Si l’exonération fiscale est la plus connue, il existe d’autres mesures dérogatoires, a expliqué l’inspecteur des Impôts et Domaines. Il s’agit notamment des réductions de base ou de taux ou le crédit impôt.

Les performances de la Dgid n’en souffrent pas, selon Cheikh Ahmed Tidiane Bâ

Ces remises fiscales gracieuses ne remettent pas en cause les performances de la direction générale des Impôts et Domaines, a assuré Cheikh Ahmed Tidiane Bâ, soulignant que c’est un moyen d’attirer les investisseurs dans un monde de plus en plus concurrentiel. « Aujourd’hui, on assiste, au niveau mondial, à la course du moins disant fiscal. C’est un moyen d’attirer les investisseurs », a-t-il soutenu. Par ailleurs, pour renforcer son système d’information des usagers, la Dgid va lancer très prochainement un centre d’appel et de support, en plus d’un dispositif de communication par sms. « L’objectif visé à travers ces plateformes est de faire en sorte que tous les contribuables soient informés de leurs obligations fiscales et ainsi contribuer au renforcement de l’équité et de l’égalité devant l’impôt », a-t-il ajouté.
Le secteur informel, « une fiscalisation pas aisée »
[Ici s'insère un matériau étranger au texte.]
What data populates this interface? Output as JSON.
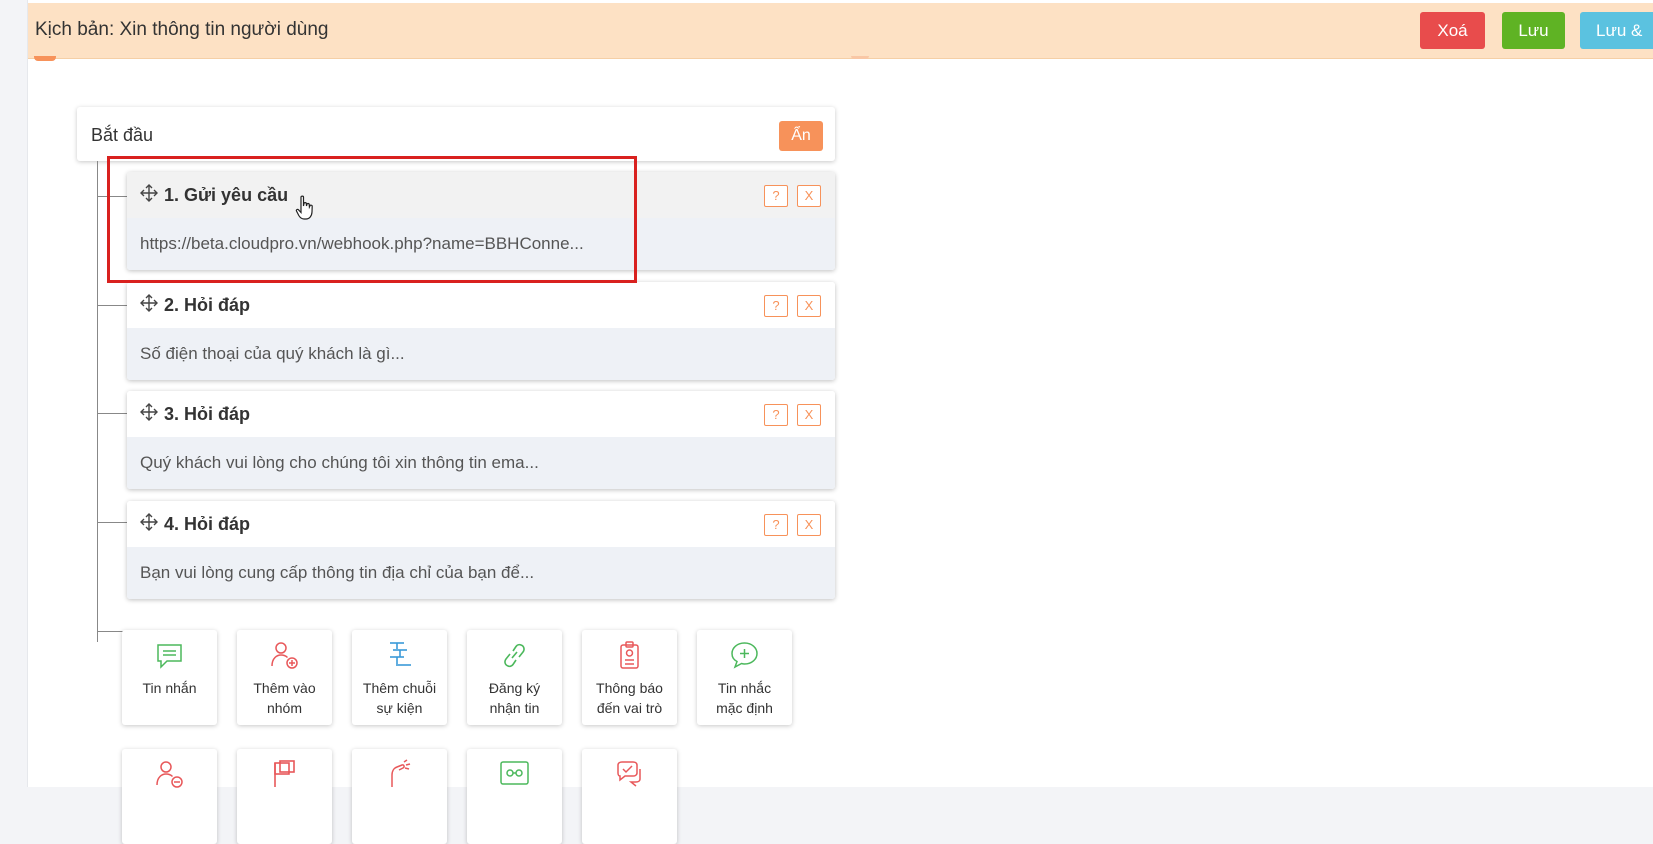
{
  "header": {
    "title": "Kịch bản: Xin thông tin người dùng",
    "delete_label": "Xoá",
    "save_label": "Lưu",
    "save_exit_label": "Lưu &"
  },
  "start": {
    "label": "Bắt đầu",
    "hide_label": "Ẩn"
  },
  "steps": [
    {
      "title": "1. Gửi yêu cầu",
      "text": "https://beta.cloudpro.vn/webhook.php?name=BBHConne...",
      "help": "?",
      "close": "X"
    },
    {
      "title": "2. Hỏi đáp",
      "text": "Số điện thoại của quý khách là gì...",
      "help": "?",
      "close": "X"
    },
    {
      "title": "3. Hỏi đáp",
      "text": "Quý khách vui lòng cho chúng tôi xin thông tin ema...",
      "help": "?",
      "close": "X"
    },
    {
      "title": "4. Hỏi đáp",
      "text": "Bạn vui lòng cung cấp thông tin địa chỉ của bạn để...",
      "help": "?",
      "close": "X"
    }
  ],
  "tiles": [
    {
      "line1": "Tin nhắn",
      "line2": "",
      "icon": "message-icon",
      "color": "#4cb85c"
    },
    {
      "line1": "Thêm vào",
      "line2": "nhóm",
      "icon": "add-user-icon",
      "color": "#e8585a"
    },
    {
      "line1": "Thêm chuỗi",
      "line2": "sự kiện",
      "icon": "sequence-icon",
      "color": "#3a9ad9"
    },
    {
      "line1": "Đăng ký",
      "line2": "nhận tin",
      "icon": "link-icon",
      "color": "#4cb85c"
    },
    {
      "line1": "Thông báo",
      "line2": "đến vai trò",
      "icon": "badge-icon",
      "color": "#e8585a"
    },
    {
      "line1": "Tin nhắc",
      "line2": "mặc định",
      "icon": "default-message-icon",
      "color": "#4cb85c"
    }
  ],
  "tiles_row2": [
    {
      "icon": "remove-user-icon",
      "color": "#e8585a"
    },
    {
      "icon": "flag-icon",
      "color": "#e8585a"
    },
    {
      "icon": "hand-icon",
      "color": "#e8585a"
    },
    {
      "icon": "connector-icon",
      "color": "#4cb85c"
    },
    {
      "icon": "chat-check-icon",
      "color": "#e8585a"
    }
  ],
  "colors": {
    "header_bg": "#fde1c4",
    "accent_orange": "#f7925a",
    "danger": "#e84c4c",
    "success": "#5fb324",
    "info": "#5bc2e0",
    "highlight": "#d9211f"
  }
}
Introduisant le thème sur la fiscalité du secteur informel, l’inspecteur des Impôts et Domaines Abdoulaye Gningue, chef de section de la fiscalité indirecte, a reconnu la difficulté à formaliser ce secteur. « La fiscalité du secteur informel n’est pas aisée », a-t-il déclaré. Cela s’explique, selon lui, par le fait que la définition même du secteur informel pose problème dans ses fondements. « Il n’y a pas un seul secteur informel, il y en a plusieurs. A côté de l’informel de subsistance, il y a le grand informel qui évolue dans le marché gris et qui se soustrait frauduleusement à ses obligations déclaratives. Aujourd’hui, le combat de l’administration fiscale, c’est de faire en sorte que ce secteur informel se formalise dans les plus brefs délais », a-t-il soutenu.
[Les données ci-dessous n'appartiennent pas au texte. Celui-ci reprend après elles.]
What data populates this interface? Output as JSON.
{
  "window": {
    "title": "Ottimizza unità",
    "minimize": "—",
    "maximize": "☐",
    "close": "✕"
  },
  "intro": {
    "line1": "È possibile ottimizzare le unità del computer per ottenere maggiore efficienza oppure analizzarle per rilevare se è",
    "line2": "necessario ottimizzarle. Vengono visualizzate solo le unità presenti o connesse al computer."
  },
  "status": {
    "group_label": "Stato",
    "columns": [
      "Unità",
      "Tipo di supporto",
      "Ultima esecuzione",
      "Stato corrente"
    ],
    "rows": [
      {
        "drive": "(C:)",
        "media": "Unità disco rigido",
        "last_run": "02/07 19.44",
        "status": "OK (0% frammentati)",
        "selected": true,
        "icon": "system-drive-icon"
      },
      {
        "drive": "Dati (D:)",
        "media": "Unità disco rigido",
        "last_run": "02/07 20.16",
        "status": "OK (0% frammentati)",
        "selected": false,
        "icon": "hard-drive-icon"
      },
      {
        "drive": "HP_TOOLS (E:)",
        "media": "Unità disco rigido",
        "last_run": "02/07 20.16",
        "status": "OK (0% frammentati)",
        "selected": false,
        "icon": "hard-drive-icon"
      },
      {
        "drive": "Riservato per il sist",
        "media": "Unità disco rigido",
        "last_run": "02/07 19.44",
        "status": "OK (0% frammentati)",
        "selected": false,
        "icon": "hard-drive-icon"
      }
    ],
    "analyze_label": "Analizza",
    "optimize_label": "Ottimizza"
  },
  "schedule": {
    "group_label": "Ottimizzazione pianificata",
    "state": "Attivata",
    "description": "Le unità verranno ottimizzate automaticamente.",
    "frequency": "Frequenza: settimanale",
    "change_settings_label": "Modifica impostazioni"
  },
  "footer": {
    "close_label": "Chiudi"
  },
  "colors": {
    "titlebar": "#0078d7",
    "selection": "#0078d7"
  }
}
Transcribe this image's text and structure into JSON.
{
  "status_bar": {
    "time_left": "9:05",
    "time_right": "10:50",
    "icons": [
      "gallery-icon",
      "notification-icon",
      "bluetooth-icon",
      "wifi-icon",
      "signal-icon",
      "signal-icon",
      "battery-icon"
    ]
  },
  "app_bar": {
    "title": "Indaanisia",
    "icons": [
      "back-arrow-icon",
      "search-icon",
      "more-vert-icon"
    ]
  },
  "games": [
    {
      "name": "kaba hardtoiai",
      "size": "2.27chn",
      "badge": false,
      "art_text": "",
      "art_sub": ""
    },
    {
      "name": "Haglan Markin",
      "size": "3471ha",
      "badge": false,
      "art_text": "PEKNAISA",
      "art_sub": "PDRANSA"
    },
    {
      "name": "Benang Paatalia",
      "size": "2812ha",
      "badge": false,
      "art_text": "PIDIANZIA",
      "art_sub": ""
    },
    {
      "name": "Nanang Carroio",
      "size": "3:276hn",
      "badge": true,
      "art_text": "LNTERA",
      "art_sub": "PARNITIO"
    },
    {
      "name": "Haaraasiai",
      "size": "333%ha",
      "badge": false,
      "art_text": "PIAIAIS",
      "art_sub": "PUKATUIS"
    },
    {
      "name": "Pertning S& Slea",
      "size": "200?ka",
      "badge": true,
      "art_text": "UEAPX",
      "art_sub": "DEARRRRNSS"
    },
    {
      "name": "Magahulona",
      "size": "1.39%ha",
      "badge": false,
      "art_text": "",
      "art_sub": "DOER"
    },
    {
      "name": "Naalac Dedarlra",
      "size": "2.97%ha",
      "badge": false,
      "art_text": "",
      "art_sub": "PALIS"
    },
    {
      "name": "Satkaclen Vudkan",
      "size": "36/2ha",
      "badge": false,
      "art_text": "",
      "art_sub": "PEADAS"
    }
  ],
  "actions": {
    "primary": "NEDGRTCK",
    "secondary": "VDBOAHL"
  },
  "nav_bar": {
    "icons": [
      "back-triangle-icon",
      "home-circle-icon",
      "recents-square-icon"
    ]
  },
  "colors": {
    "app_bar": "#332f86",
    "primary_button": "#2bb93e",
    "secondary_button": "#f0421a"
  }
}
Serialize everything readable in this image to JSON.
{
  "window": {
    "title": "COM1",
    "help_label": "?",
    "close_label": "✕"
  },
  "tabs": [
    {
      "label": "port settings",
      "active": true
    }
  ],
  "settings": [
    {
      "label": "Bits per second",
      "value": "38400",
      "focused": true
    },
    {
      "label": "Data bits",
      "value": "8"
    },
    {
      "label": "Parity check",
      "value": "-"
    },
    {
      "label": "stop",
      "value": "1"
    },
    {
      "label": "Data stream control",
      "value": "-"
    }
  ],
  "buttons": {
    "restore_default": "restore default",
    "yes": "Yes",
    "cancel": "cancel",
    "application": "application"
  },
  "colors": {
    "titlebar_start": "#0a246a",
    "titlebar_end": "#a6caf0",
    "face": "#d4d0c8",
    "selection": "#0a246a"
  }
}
Et depuis 2004, la Dgid essaie de formaliser la fiscalité dans le secteur informel, mais sans grands succès. « On a mis en place une infrastructure institutionnelle et des dispositifs opératoires, tels que la Contribution globale unique (Cgu) qui est un impôt synthétique pour réduire les coûts liés à la formalisation. Elle était payée annuellement une seule fois depuis 2004. Malheureusement, à l’épreuve de la pratique et après évaluation, on s’est rendu compte qu’elle n’a pas été opérante. Certains contribuables s’y sont engouffrés de manière opportuniste et y sont restés », a-t-il expliqué. Depuis, la Dgid a développé d’autres stratégies à la faveur du nouveau Code général des Impôts en aménageant notamment un dispositif tampon : le régime du réel simplifié qui va permettre de migrer définitivement vers le régime réel normal.
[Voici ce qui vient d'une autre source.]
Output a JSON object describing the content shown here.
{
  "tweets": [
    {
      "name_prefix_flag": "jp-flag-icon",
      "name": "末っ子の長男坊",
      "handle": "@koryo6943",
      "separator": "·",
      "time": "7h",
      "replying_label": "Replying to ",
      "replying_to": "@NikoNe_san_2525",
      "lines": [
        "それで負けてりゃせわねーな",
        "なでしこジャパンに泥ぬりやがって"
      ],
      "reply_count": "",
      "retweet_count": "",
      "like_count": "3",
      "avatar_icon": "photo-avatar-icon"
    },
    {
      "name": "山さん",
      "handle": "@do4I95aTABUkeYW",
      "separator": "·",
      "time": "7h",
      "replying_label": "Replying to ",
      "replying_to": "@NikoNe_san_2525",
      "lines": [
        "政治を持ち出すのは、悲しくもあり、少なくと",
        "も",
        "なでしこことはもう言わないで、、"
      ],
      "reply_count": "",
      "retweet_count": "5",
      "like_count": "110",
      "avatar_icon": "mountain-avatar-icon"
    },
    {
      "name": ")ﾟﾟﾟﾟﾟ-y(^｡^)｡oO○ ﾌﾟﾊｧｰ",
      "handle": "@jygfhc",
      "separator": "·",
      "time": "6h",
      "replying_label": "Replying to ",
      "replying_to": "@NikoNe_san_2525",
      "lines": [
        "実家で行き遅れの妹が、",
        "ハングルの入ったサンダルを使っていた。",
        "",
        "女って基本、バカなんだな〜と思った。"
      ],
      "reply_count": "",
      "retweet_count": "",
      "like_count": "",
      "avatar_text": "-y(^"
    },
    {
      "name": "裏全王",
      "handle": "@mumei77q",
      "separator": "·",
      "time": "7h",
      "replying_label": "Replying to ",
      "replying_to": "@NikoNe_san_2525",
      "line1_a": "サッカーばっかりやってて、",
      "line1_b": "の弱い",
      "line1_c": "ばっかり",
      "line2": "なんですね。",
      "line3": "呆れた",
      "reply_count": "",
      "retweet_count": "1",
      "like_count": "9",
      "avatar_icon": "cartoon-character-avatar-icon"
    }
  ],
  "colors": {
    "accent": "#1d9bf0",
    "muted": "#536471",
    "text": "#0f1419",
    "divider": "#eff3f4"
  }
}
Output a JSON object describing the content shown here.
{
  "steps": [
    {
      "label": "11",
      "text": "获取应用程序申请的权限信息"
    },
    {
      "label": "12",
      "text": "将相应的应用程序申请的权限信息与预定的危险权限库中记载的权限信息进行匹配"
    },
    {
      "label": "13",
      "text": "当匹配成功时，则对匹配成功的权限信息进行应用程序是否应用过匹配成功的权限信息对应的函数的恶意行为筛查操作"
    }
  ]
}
Toutes ces stratégies visent à faire en sorte que le secteur informel contribue, de manière optimale, à la mobilisation des recettes fiscales. Si la contribution de ce secteur à la formation du Pib est évalué à 47 %, sa contribution aux recettes fiscales intérieures reste très faible, car ne dépassant pas 3 milliards de FCfa, selon la Dgid. « C’est alarmant comme constat. Alors que les potentialités sont énormes dans ce secteur. Des efforts doivent être faits de part et d’autres », a ajouté M. Gningue.

La Dgid a réalisé une plus-value de 50 milliards de FCfa au premier trimestre
Au premier trimestre de l’année 2016, la direction générale des Impôts et Domaines est en avance sur les prévisions de recettes à mobiliser et chiffrées à 1.200 milliards de FCfa. Selon Cheikh Ahmed Tidiane Bâ, les services fiscaux ont déjà réalisé une plus-value de plus de 50 milliards de FCfa. « Le taux de production a dépassé deux fois le taux de croissance à la fin du premier trimestre de 2016 », s’est-il félicité. Avec les nombreuses niches qui restent à exploiter, M. Bâ est persuadé que la Dgid peut faire plus en termes de mobilisation de recettes.